«Подкинуть идею, чтоль?» – пробежала ленивая мысль.
Катерина явно сообразила, про что он думает, и меж ушами хихикнула.
– Давай к делу. Там что-то есть? Может, видишь чего?
«Не-а... Не знаю», – зазвенело меж ушей.
Григорий только плечами пожал, отметив неуверенные нотки у призрака в голосе. Призрак почему-то впадал в панику при мысли о собственном деле, помогать или хотя бы говорить толком – отказывался. Бесило... Но и давить было жалко по-человечески. Лучше уж просто, когда Катька в голове просто блажила, как недавно на рынке. Раздвигалась, и хоть как-то пряталась тяжёлая, оставшаяся после отъезда Варвары тоска. Скорей бы на линию – а хрена, махбаратчик сказал ясно – теперь через труп. Чернокнижника. Ну и убийцы Катьки, «комара» заодно, надо как-то исхитриться, пришить их обоих суровой ниткой да вместе, под одно слово и дело отдать.
Внизу во дворе научного дома мелькнула чёрная, с лиловым отворотами искра, высокие каблуки нетерпеливо постучали по каменной кладке. Кто-то из великих прошёл по делам, и научный дом затих, балконы и галереи опустели на миг, все попрятались в страхе. Потом загудели снова, всё пошло своим чередом. Попросить что ли его ещё раз пройти? Да, нет, терпимостью к идиотам великие традиционно не отличаются. Или кликнуть своих, зареченских, позвать махбаратчика, да обыскать научный дом просто, по беспределу? Чернокнижный круг – не иголка, найдём... Ага, только университетские ворота всяко поближе будут, студентов свистнут – те за зачёт и хоть домового, хоть лешего из дома вынесут. На строго научной основе и также строго – ногами вперёд. Думай, башка, дальше...
Катька в голове ехидно поинтересовалась:
«Думаешь так, что скоро дымиться будешь, и как самовар пыхтеть. И где много раз обещанная оной башке меховая шапка с ушами? А то не лето уже».
Григорий поёжился – в самом деле, утренняя ясная и безветренная погода закончилась, нагнало облаков и сырости, ещё не дождь, но уже и не сухо, а осенний ветер продувал до костей. Оглянулся, очень кстати увидел бредущего мимо разносчика, даже вниз с крыши спускаться не придётся. За спиной, на лямках – блестящий, медный, уютно дымящийся самовар, его длинный нос с краником удобно выведен слева, под самую руку. Под правой рукой, в сумке стопка чёрных чашек-пиал, на шее, гирляндой, висят крутобокие, румяные, ароматно пахнущие маком баранки. Бесформенный серый армяк с широкими рукавами, примятая шапка, обмотки на ногах. Лицо – взгляд Григория скользнул по нему мельком, отметил тяжёлые, словно топором рубленые складки, густые брови полкой, массивный, бритый до синевы подбородок, висячие, сединой тронутые усы. В голове – неопределённо – зазвенел Катькин голос.
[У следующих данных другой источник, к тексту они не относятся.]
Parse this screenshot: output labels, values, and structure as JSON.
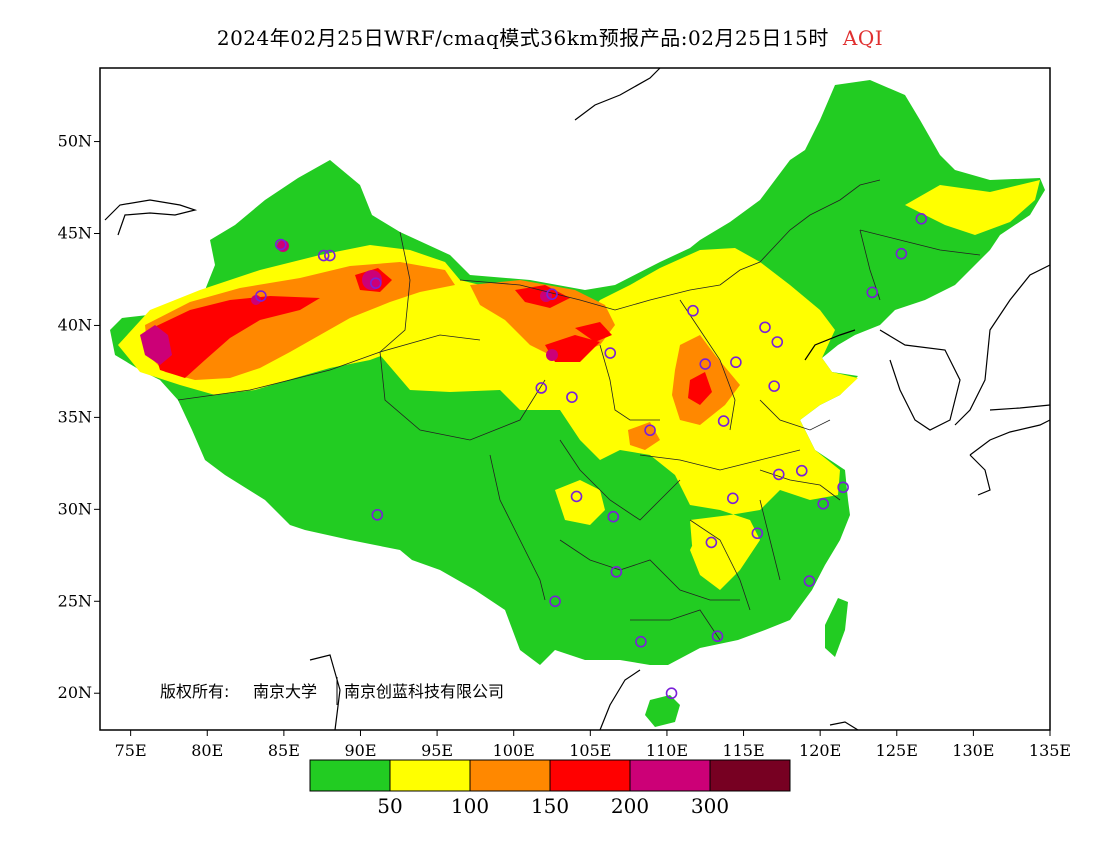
{
  "title": {
    "main": "2024年02月25日WRF/cmaq模式36km预报产品:02月25日15时",
    "variable": "AQI"
  },
  "copyright": {
    "prefix": "版权所有:",
    "org1": "南京大学",
    "org2": "南京创蓝科技有限公司"
  },
  "axes": {
    "lon_range": [
      73,
      135
    ],
    "lat_range": [
      18,
      54
    ],
    "lat_ticks": [
      {
        "value": 20,
        "label": "20N"
      },
      {
        "value": 25,
        "label": "25N"
      },
      {
        "value": 30,
        "label": "30N"
      },
      {
        "value": 35,
        "label": "35N"
      },
      {
        "value": 40,
        "label": "40N"
      },
      {
        "value": 45,
        "label": "45N"
      },
      {
        "value": 50,
        "label": "50N"
      }
    ],
    "lon_ticks": [
      {
        "value": 75,
        "label": "75E"
      },
      {
        "value": 80,
        "label": "80E"
      },
      {
        "value": 85,
        "label": "85E"
      },
      {
        "value": 90,
        "label": "90E"
      },
      {
        "value": 95,
        "label": "95E"
      },
      {
        "value": 100,
        "label": "100E"
      },
      {
        "value": 105,
        "label": "105E"
      },
      {
        "value": 110,
        "label": "110E"
      },
      {
        "value": 115,
        "label": "115E"
      },
      {
        "value": 120,
        "label": "120E"
      },
      {
        "value": 125,
        "label": "125E"
      },
      {
        "value": 130,
        "label": "130E"
      },
      {
        "value": 135,
        "label": "135E"
      }
    ]
  },
  "legend": {
    "colors": [
      "#22cc22",
      "#ffff00",
      "#ff8800",
      "#ff0000",
      "#cc0077",
      "#770022"
    ],
    "labels": [
      "50",
      "100",
      "150",
      "200",
      "300"
    ]
  },
  "stations": [
    [
      88,
      43.8
    ],
    [
      84.8,
      44.4
    ],
    [
      83.5,
      41.6
    ],
    [
      91,
      42.3
    ],
    [
      102.5,
      41.7
    ],
    [
      87.6,
      43.8
    ],
    [
      101.8,
      36.6
    ],
    [
      103.8,
      36.1
    ],
    [
      106.3,
      38.5
    ],
    [
      111.7,
      40.8
    ],
    [
      112.5,
      37.9
    ],
    [
      114.5,
      38.0
    ],
    [
      116.4,
      39.9
    ],
    [
      117.2,
      39.1
    ],
    [
      117,
      36.7
    ],
    [
      113.7,
      34.8
    ],
    [
      108.9,
      34.3
    ],
    [
      104.1,
      30.7
    ],
    [
      106.5,
      29.6
    ],
    [
      114.3,
      30.6
    ],
    [
      112.9,
      28.2
    ],
    [
      115.9,
      28.7
    ],
    [
      117.3,
      31.9
    ],
    [
      118.8,
      32.1
    ],
    [
      120.2,
      30.3
    ],
    [
      121.5,
      31.2
    ],
    [
      119.3,
      26.1
    ],
    [
      113.3,
      23.1
    ],
    [
      108.3,
      22.8
    ],
    [
      110.3,
      20.0
    ],
    [
      102.7,
      25.0
    ],
    [
      106.7,
      26.6
    ],
    [
      91.1,
      29.7
    ],
    [
      123.4,
      41.8
    ],
    [
      125.3,
      43.9
    ],
    [
      126.6,
      45.8
    ]
  ]
}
Григорий улыбнулся, и разносчик дёрнул усами в ответ. Две медных полушки, чашка, чёрный, тягучий, вкусно дымящийся чай. Согрелся, перемигнулся с разносчиком, улыбнулся, выпил степенно, по обычаю, с поклоном вернув пиалу. Под тихий смешок Катерины между ушей – не утерпел, потянулся украдкой к баранке из связки. А то чего она тут висит, смущает масляным блеском глаза, вся такая из себя румяная и крутобокая?
Внезапно – получил по рукам, глаз и реакция у седоусого оказалась что надо. Развёл руками, рассмеялся, кинул ещё полушку – за беспокойство, тот внезапно улыбнулся в ответ. И ушёл. Звоном между ушей – тихий, задумчивый голосок Катерины.
«Гришь, присмотрись к нему».
– Чего?
«Так... Я...» – звенящий голос Катерины запнулся, брякнул тихо и неуверенно, ну тут Григорий, напрягшись, вспомнил и сам.
Действительно, когда тырил баранку – разносчик взмахнул рукою, и рукав ветхого армяка разошёлся по шву на миг, открыв голую, перевитую узлами мышц руку. По запястью там змеились странный, изломанного вида узор. Цветные линии, вроде – уже виденные, только непонятно когда. Григорий весь подобрался, завертел глазами, оглядывая плоскую крышу. Колонны, укутанные рогожами деревья, кусты в кадках, полотнище навеса, провисшее и хлопающее на ветру, косо сбитые из досок лотки, палатки, торговцы в пёстрых халатах, раскладывающие немудрёные товары на вытертых цветастых коврах. Разносчика уже не видно. Хотя нет, впрочем, вон, за бухарским развалом, у лестницы слышны голоса. Суровые, издёвкой звенящие голоса.